I can't say that these benefits out weight the all the negative impacts caused by overtourism but I do think there is value in it.
So does wanting to travel make me selfish? I hope not. So here are some things I try to do to reduce some of my impact.
The first thing we try to do is avoid areas that have been over-visited with little tourism controls. We also try to work with local companies that provide benefits to the local economy. We'll be doing the Salkantay and Inca Trails in a few months, and though it's not perfect, the Peruvian government has put a permitting system on the trail to reduce the damage caused by hikers. To hike the trail, we must also go with a licensed guide. There are tons of Inca Trail tour operators, and we tried to choose one that benefits the locals. The company we went with was started by 2 local porters from Cusco, they pay their porters and staff a fair wage and give them vacation time, and they are one of only two companies that hire female porters.
The second thing we do to reduce our travel impact is to visit local restaurants and buy from local establishments. Instead of looking places to eat that cater to tourists wanting a meal that's similar to what we can get at home, we try to find restaurants that are operated by locals, where we can experience the local cuisine and try something new. And by doing so, hopefully we're supporting the local economy and local businesses too.

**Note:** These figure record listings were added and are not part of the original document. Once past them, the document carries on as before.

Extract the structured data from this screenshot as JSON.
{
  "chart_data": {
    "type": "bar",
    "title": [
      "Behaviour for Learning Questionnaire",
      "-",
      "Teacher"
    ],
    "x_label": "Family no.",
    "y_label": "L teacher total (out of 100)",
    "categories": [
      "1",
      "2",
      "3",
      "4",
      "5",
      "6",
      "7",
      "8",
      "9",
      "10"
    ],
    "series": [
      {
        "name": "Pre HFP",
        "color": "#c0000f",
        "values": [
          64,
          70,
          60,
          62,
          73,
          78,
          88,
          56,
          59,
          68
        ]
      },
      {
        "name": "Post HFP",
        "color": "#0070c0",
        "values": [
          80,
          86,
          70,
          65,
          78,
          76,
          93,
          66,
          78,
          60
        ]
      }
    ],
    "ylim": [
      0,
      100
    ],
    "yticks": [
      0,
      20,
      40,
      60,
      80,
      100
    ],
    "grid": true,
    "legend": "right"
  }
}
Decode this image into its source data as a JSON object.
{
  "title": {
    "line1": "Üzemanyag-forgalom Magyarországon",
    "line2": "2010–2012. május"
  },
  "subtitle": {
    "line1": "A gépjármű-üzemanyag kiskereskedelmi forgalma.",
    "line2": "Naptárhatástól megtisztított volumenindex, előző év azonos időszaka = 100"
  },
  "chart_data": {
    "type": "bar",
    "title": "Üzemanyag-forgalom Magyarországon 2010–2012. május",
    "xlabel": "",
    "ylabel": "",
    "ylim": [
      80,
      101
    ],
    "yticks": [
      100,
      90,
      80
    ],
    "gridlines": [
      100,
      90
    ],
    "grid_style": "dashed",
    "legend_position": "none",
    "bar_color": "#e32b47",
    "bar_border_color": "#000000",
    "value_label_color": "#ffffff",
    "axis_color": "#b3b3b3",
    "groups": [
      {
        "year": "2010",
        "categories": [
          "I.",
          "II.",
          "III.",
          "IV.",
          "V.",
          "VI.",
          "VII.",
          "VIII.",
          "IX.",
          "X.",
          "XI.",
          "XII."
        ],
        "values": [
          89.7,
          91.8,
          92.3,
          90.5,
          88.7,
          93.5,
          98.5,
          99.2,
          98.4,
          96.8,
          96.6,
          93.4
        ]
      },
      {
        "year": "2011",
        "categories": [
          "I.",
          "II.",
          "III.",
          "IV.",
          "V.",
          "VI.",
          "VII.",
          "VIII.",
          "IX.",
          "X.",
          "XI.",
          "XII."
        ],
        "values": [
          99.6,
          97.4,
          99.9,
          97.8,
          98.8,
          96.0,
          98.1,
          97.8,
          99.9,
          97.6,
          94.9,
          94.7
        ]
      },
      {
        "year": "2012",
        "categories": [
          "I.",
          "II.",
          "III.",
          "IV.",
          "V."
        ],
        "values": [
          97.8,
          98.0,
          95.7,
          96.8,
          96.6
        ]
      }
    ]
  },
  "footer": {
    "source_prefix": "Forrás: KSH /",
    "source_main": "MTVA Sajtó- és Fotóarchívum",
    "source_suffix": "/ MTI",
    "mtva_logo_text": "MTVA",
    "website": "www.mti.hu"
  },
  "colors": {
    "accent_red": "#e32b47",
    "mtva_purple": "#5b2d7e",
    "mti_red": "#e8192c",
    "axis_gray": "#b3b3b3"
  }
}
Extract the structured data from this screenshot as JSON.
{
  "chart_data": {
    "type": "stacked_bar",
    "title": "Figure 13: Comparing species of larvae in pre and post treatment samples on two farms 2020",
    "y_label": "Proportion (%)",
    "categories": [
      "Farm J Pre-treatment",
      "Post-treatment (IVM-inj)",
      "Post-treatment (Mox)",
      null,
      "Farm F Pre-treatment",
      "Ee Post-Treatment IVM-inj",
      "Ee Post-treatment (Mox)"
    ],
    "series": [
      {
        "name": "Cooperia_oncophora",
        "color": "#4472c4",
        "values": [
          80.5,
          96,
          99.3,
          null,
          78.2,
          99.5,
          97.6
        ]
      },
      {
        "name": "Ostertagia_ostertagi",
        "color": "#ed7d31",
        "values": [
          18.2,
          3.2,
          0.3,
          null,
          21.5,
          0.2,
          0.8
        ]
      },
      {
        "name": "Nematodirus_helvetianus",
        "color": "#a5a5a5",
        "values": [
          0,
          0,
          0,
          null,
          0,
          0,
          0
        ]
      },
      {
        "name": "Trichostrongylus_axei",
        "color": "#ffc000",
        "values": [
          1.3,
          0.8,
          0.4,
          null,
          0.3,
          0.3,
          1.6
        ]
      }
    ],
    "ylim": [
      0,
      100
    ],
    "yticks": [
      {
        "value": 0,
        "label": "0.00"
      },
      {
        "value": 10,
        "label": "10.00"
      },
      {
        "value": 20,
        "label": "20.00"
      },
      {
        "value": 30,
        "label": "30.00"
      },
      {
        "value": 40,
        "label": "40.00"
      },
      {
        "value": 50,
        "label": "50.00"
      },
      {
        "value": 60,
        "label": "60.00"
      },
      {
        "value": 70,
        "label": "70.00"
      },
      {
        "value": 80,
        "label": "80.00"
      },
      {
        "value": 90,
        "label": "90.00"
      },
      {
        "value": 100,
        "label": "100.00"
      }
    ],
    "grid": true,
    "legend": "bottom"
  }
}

To further reduce our impact environmental impact, we try to visit places for extended periods, so with one flight we can see many things. When we're at our destination we opt to walk as much as possible, just like when we're at home, and we try to buy local foods, often from farmer's markets to reduce the distance the food is travelling while we're there.
Travel seems to be getting a bad rap in the media these days, but I think a lot of good can come from it too. I don't know how to get around the carbon emissions of plane travel, maybe purchasing carbon offsets can help, but I think we can take action to make it so tourism benefits the local economy instead of taking away from it and in doing so, the learnings and new understandings we take away from our trips can make the world a more compassionate place.